A referral can come from anyone who is concerned about a person they know who may be at risk of radicalisation, whether a family member, friend, colleague or from a wide range of partners: social services, children and adult services youth offending teams, health, police, education establishments, and places of worship and community organisations (through their normal safeguarding process).
What happens to a referral?
All referrals are carefully assessed by the police and (in some areas) the local authority to see if they are suitable for Channel or may require another intervention such as mental health support. If suitable, the case is discussed with all relevant partners at a Channel panel to decide what support, if any, is necessary. Referred individuals are informed and must give consent (or via a parent or guardian if they are children) before an intervention can take place.
How does a Channel panel work?
The Channel panel is chaired by the local authority and works with multi‐agency partners to collectively assess the risk to an individual and decide whether an intervention is necessary. If a Channel intervention is required, the panel works with local partners to develop an appropriate tailored support package.

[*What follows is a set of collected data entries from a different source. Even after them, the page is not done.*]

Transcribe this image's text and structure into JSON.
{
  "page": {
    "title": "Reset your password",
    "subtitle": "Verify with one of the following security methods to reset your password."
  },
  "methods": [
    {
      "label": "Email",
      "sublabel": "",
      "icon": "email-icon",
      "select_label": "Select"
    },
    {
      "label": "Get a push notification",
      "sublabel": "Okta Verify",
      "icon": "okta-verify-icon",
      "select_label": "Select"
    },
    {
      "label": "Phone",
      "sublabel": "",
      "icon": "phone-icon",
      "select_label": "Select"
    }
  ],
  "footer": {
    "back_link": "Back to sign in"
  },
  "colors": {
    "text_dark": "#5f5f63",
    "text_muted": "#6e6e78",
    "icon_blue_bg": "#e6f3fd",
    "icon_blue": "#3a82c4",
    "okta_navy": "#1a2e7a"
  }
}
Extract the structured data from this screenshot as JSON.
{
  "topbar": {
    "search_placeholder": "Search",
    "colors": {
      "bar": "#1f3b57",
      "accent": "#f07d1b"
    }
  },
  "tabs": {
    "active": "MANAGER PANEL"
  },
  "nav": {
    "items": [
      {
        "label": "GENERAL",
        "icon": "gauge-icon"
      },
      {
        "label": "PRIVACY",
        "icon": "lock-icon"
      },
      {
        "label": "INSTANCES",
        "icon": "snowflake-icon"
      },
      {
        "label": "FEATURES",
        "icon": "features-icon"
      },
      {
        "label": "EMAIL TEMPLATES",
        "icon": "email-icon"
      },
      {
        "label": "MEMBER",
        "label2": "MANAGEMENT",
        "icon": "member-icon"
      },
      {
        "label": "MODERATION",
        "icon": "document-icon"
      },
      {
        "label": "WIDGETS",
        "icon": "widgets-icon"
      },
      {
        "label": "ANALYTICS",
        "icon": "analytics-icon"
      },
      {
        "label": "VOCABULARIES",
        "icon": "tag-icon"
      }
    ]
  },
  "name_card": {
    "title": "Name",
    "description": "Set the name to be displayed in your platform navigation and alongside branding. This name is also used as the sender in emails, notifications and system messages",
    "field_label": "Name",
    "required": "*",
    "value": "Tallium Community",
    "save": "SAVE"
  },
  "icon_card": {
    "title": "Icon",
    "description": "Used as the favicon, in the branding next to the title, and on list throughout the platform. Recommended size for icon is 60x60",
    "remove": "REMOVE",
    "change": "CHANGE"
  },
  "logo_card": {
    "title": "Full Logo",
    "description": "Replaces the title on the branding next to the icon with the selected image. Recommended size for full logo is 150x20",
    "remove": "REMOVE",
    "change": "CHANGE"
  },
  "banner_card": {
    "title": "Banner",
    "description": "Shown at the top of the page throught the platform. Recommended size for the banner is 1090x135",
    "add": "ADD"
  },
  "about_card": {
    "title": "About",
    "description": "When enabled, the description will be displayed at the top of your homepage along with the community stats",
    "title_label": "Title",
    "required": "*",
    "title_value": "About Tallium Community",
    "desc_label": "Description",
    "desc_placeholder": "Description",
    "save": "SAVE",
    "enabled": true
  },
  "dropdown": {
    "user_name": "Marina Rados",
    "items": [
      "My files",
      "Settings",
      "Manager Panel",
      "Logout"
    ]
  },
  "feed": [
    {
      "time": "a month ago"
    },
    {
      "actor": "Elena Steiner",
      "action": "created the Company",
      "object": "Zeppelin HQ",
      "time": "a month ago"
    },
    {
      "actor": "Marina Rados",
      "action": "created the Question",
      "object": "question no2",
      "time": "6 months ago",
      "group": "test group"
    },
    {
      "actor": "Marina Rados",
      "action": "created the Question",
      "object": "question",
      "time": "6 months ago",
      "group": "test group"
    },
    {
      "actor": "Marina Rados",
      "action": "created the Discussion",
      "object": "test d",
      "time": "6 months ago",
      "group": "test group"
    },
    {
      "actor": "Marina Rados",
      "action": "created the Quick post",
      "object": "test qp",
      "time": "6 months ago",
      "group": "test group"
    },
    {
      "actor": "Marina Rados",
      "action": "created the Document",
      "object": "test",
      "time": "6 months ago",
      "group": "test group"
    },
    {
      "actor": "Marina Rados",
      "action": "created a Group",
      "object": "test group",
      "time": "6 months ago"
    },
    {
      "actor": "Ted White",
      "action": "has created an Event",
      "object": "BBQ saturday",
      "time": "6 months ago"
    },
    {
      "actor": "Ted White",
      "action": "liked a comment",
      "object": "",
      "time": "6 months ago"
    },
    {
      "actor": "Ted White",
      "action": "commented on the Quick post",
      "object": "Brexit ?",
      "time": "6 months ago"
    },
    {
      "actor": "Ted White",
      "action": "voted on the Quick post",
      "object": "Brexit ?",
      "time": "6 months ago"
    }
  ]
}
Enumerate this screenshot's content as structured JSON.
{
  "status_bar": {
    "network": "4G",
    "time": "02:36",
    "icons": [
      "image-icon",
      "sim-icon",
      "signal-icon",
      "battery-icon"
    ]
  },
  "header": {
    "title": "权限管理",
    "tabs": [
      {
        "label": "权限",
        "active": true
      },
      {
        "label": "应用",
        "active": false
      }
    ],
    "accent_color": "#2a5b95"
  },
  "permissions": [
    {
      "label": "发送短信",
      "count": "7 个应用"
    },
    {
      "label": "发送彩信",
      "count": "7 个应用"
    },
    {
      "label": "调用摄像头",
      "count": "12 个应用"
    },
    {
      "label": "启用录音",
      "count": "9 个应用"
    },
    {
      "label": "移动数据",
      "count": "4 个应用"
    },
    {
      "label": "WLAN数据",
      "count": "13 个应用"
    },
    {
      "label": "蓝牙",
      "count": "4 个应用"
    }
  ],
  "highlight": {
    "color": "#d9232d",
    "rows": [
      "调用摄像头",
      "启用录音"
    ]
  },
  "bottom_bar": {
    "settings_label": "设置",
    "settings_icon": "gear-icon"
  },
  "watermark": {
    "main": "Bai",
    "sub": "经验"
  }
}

The support package is monitored closely and reviewed regularly by the Channel panel.
Who sits on a Channel panel?
The Channel panel is chaired by the local authorities and can include a variety of statutory partners such as the police, children’s services, social services, education professionals and mental health care professionals.
What kind of support is offered via Channel?
The type of support available is wide-ranging, and can include help with education or career advice, dealing with mental or emotional health issues, drug/alcohol abuse, and theological or ideological mentoring from a Channel Intervention Provider (A specialist mentor).